Donne in pensione a 57 anni e tre mesi dal prossimo anno. Optando per il calcolo contributivo della pensione, infatti, le lavoratrici (classe 1956) potranno anticipare l’uscita dal lavoro in presenza di 35 anni (almeno) di contributi. Con il 1° gennaio prenderà il via l’ultimo triennio di operatività della via d’uscita prevista dalla riforma Maroni che consente alle donne di andare in pensione all’età di 57 anni e tre mesi se dipendenti, ovvero di 58 anni e tre mesi se autonome.
Donne, uscita anticipata.
La riforma Maroni delle pensioni (legge n. 243/2004) aveva previsto, in via sperimentale, dal 1° gennaio 2008 al 31 dicembre 2015, che le lavoratrici in possesso di almeno 35 anni di contributi e un’età di 57 anni, se dipendenti, ovvero di 58, se autonome, potevano accedere alla pensione di anzianità, a condizione di scegliere di averla liquidata con il sistema contributivo. Tale opportunità è sopravvissuta alla riforma Fornero, per cui ancora oggi e fino al 31 dicembre 2015 le lavoratrici possono optare per la liquidazione della (vecchia) pensione di anzianità, in base ai predetti requisiti aumentati della speranza di vita di tre mesi e a condizione di avere la pensione calcolata con il sistema contributivo. L’opzione è possibile a patto che la decorrenza della pensione si collochi entro il 31 dicembre 2015, tenendo cioè conto delle finestre che in questo caso continuano ad applicarsi. L’opzione risulta sicuramente meno vantaggiosa del retributivo, e può comportare una perdita in termini di pensione stimabile attorno al 20-25%. Però se una volta, quando l’età per la pensione della vecchiaia era fissata a 60 anni, si poteva essere d’accordo che non valeva la pena accettare la riduzione dell’assegno di pensione per anticipare un paio d’anni il ritiro dall’attività, ora, con l’età salita a 62 anni e 3 mesi (e continuerà a salire), la possibilità di lasciare a 57 anni e 3 mesi d’età (58 anni e 3 mesi le autonome) va valutata con maggiore attenzione.
Salvo chi ha maturato la pensione entro il 2011. Occorre ricordare, inoltre, che le novità sulle pensioni non toccano i lavoratori che hanno maturato entro il 31 dicembre 2011 i requisiti di età e di anzianità contributiva, previsti dalla normativa vigente a tale data (cioè in base alle regole previgenti alla manovra Fornero). Questi lavoratori, infatti, conseguono il diritto alla pensione secondo la vecchia normativa e possono chiedere all’ente previdenziale cui appartengono (Inps, Inpdap ecc.) la certificazione di tale diritto.

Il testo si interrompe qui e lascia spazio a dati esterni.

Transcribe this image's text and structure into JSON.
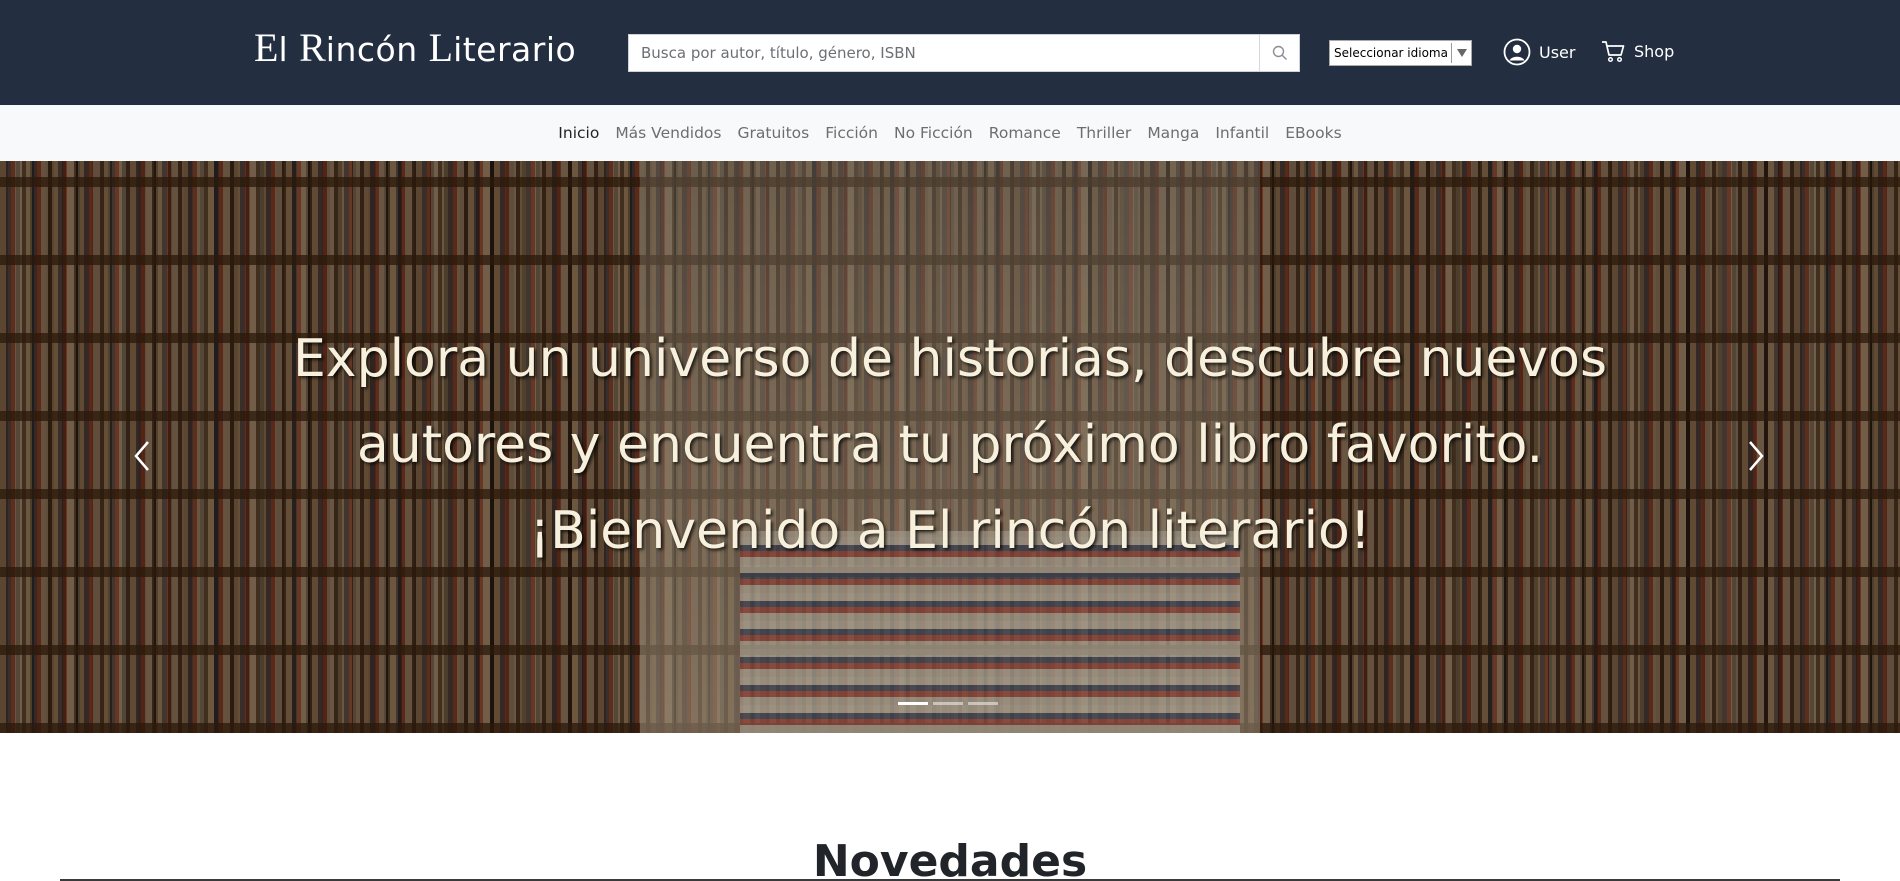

La totalizzazione retributiva. Da ricorda, infine, che la legge di Stabilità ha inventato la totalizzazione retributiva. Con la novità interessante dell’estensione generalizzata a tutti i lavoratori, inclusi quelli della gestione separata (co.co.co. ecc.), l’invenzione cerca di mettere riparo alle vicissitudini di circa 610 mila lavoratori che hanno perso il precedente treno della ricongiunzione contributiva. Questa nuova totalizzazione retributiva dà diritto alla pensione di vecchiaia, in base ai requisiti della riforma Fornero (si veda tabella in altra pagina con i requisiti per l’anno 2013), in più quote di pensioni, tutte calcolate con il sistema retributivo, da parte dei diversi istituti di previdenza presso i quali sono stati versati i contributi. La nuova totalizzazione fa conservare il diritto al calcolo retributivo della pensione, tuttavia, il calcolo avverrà per quote differenti, da parte dei singoli enti di previdenza, «sulla base delle rispettive retribuzioni di riferimento». Il che significa, per esempio, che potrà capitare che una quota di pensione venga calcolata con riferimento a stipendi incassati molti anni prima (quindi d’importo più bassi), a differenza della vecchia ricongiunzione in base alla quale tutta la pensione era calcolata sulla media delle retribuzioni degli ultimi anni.